O advogado indicou que o Supremo Tribunal de Lahore considerou que a formação do tribunal especial “não foi aprovada pelo Gabinete” do então primeiro-ministro Nawaz Sharif em 2013, precisamente o Presidente a quem Musharraf expulsou do poder num golpe de Estado em 1999.

“Tudo o que o tribunal especial anunciou foi anulado”, disse Siddique.

Musharraf, de 76 anos e residente no Dubai, foi condenado em meados de dezembro à revelia pelo crime de alta traição por ter suspendido a ordem constitucional do país em 2007.

O ex-Presidente está no Dubai, para onde viajou há três anos com a promessa de voltar ao país, mas desde então recusa-se a voltar ao Paquistão.

Após o anúncio da sentença, o exército declarou rapidamente que não tinha sido justo o processo que levou à condenação do ex-militar e que esperava que a justiça fosse feita de acordo com a Constituição, um apoio que Musharraf agradeceu mais tarde num vídeo.
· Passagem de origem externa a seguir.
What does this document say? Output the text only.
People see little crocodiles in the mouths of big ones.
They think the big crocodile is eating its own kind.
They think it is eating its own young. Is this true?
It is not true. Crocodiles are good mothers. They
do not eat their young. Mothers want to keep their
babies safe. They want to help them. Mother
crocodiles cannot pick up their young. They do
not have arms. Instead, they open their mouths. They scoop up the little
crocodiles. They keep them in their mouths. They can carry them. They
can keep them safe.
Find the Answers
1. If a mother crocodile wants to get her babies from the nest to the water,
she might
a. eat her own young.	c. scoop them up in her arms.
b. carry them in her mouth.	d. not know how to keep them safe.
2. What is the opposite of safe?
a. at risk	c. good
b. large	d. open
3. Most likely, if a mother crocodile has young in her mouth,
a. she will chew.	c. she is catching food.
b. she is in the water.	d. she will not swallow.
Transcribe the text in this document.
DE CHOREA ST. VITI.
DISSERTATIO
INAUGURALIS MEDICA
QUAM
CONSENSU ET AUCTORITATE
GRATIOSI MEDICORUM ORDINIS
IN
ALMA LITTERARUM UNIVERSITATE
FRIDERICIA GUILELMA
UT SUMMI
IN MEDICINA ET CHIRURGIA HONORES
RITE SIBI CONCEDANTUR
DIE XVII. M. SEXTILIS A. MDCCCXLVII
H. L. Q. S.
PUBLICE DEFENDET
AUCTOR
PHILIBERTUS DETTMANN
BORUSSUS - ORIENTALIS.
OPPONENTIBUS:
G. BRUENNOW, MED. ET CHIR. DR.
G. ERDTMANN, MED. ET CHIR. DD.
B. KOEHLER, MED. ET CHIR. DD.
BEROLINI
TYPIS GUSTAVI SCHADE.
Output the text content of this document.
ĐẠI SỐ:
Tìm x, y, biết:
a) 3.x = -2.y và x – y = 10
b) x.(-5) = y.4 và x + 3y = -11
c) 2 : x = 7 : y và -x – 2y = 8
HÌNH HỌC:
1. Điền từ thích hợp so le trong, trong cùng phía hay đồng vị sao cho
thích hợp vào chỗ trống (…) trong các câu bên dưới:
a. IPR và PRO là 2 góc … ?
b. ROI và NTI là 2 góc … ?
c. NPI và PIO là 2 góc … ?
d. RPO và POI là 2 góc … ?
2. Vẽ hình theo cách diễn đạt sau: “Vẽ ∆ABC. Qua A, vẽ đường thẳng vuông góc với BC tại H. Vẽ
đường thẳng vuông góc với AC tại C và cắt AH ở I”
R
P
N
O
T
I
O Paquistão foi governado por quatro ditadores militares ao longo dos 72 anos de história do país, o primeiro em 1958 e o último em 1999.

Mesmo quando não detém o poder diretamente, o exército exerce grande controlo sobre a política externa e a segurança nacional.

Pervez Musharraf chegou ao poder através de um golpe de Estado em 1999 e governou o país até 2008.